Y estos Cristos Rotos, aunque imágenes de piedra, me hicieron sentir extraño en esa Basílica de San Pedro en el Vaticano y su Museo donde se manifiesta el poder y la vanidad humana, en donde se manifiesta todo lo contrario al Cristo verdadero, a ese Cristo Roto por el desprecio que hacemos los humanos de nosotros mismos, a ese Cristo Roto y humano y rebelde que se rebela con todo lo establecido, por ser injusto, tachándolo de mentiras, falsedades, hipocresías e injusticias, y en donde su templo es la calle, o los mercadillos como El Jueves de Sevilla y permanece entre chatarras, zapatos viejos, botas militares, cinturones de cuero, cuadros de desechos, o almohadas y colchones viejos, sillas rotas, bancos destrozados y otros objetos usados e inservibles, donde realiza sus enseñanzas y muestra su cara más humana de un hombre comprometido y dado a los demás hasta que lo coge, lo atrapa, lo acurruca alguien y a solas con él, le cuenta sus miserias y su complicidad en los actos de su mutilación. Me sobrecogió tanta carga de riqueza material de una Iglesia que predica la humildad y la pobreza. Me embargó tanta rabia ver lo que estaba viendo, que lo vivido en esos días, me confirmó mi creencia humana en el Cristo Roto.
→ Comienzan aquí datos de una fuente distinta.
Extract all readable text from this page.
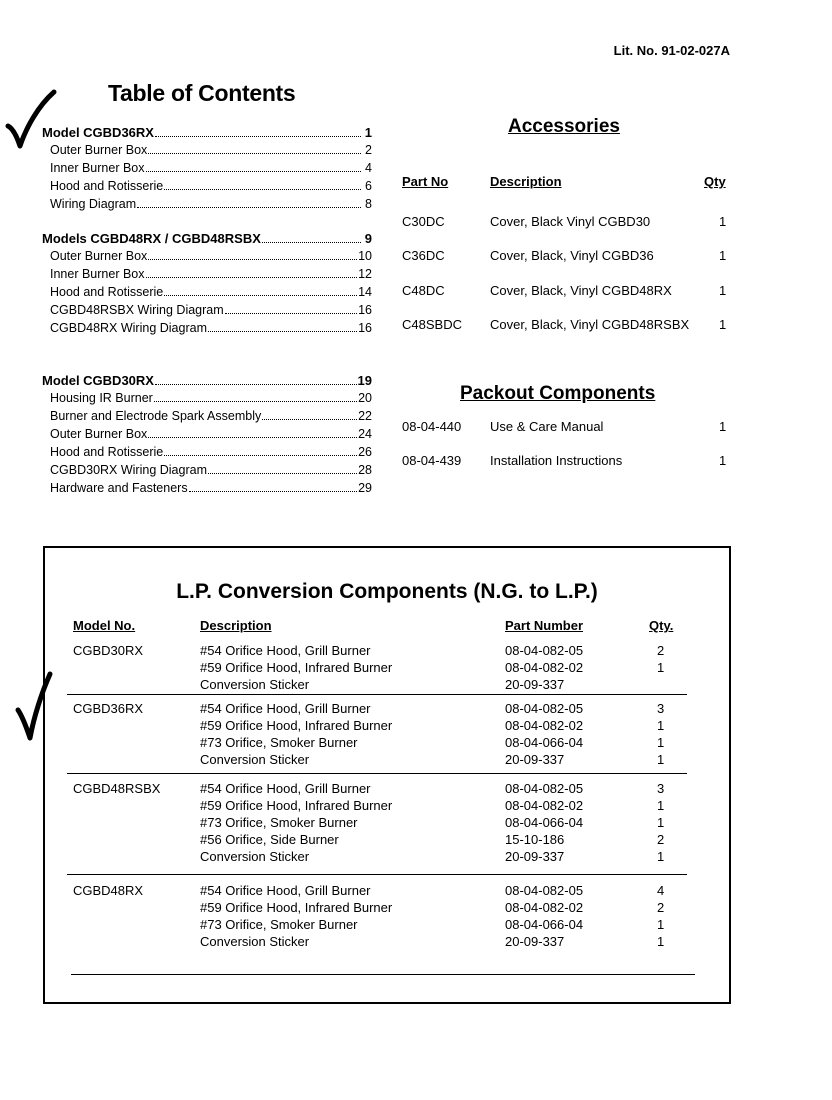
Lit. No. 91-02-027A
Table of Contents
Model CGBD36RX	1
Outer Burner Box	2
Inner Burner Box	4
Hood and Rotisserie	6
Wiring Diagram	8
Models CGBD48RX / CGBD48RSBX	9
Outer Burner Box	10
Inner Burner Box	12
Hood and Rotisserie	14
CGBD48RSBX Wiring Diagram	16
CGBD48RX Wiring Diagram	16
Model CGBD30RX	19
Housing IR Burner	20
Burner and Electrode Spark Assembly	22
Outer Burner Box	24
Hood and Rotisserie	26
CGBD30RX Wiring Diagram	28
Hardware and Fasteners	29
Accessories
Part No	Description	Qty
C30DC	Cover, Black Vinyl CGBD30	1
C36DC	Cover, Black, Vinyl CGBD36	1
C48DC	Cover, Black, Vinyl CGBD48RX	1
C48SBDC Cover, Black, Vinyl CGBD48RSBX 1
Packout Components
08-04-440 Use & Care Manual	1
08-04-439 Installation Instructions	1
L.P. Conversion Components (N.G. to L.P.)
Model No.	Description	Part Number	Qty.
CGBD30RX	#54 Orifice Hood, Grill Burner	08-04-082-05	2
#59 Orifice Hood, Infrared Burner	08-04-082-02	1
Conversion Sticker	20-09-337
CGBD36RX	#54 Orifice Hood, Grill Burner	08-04-082-05	3
#59 Orifice Hood, Infrared Burner	08-04-082-02	1
#73 Orifice, Smoker Burner	08-04-066-04	1
Conversion Sticker	20-09-337	1
CGBD48RSBX	#54 Orifice Hood, Grill Burner	08-04-082-05	3
#59 Orifice Hood, Infrared Burner	08-04-082-02	1
#73 Orifice, Smoker Burner	08-04-066-04	1
#56 Orifice, Side Burner	15-10-186	2
Conversion Sticker	20-09-337	1
CGBD48RX	#54 Orifice Hood, Grill Burner	08-04-082-05	4
#59 Orifice Hood, Infrared Burner	08-04-082-02	2
#73 Orifice, Smoker Burner	08-04-066-04	1
Conversion Sticker	20-09-337	1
Por eso, pasado los días y el tiempo suficiente que pudiera provocar el acaloramiento de tanta miseria en la exaltación de las riquezas y en todo el boato que conlleva ese Estado del Vaticano, que nunca debió existir como tal, me reafirmo en el que Dios es cosa de religiones y poderes facticos e interesados por unos pocos para dominar a los demás y creo firmemente en ese Cristo Roto de amor, rebelde, comprometido, amante de la justicia, rompedor, ejemplar con sus hechos, enseñante, cercano, verdadero y humano. Mi Cristo Roto. Mi Cristo y… si queréis que a este Cristo Roto, mi héroe, le llame Dios, lo hago en la creencia de su compromiso y entrega para con todos.
Las “religiones”, no me interesan y sus boatos, menos.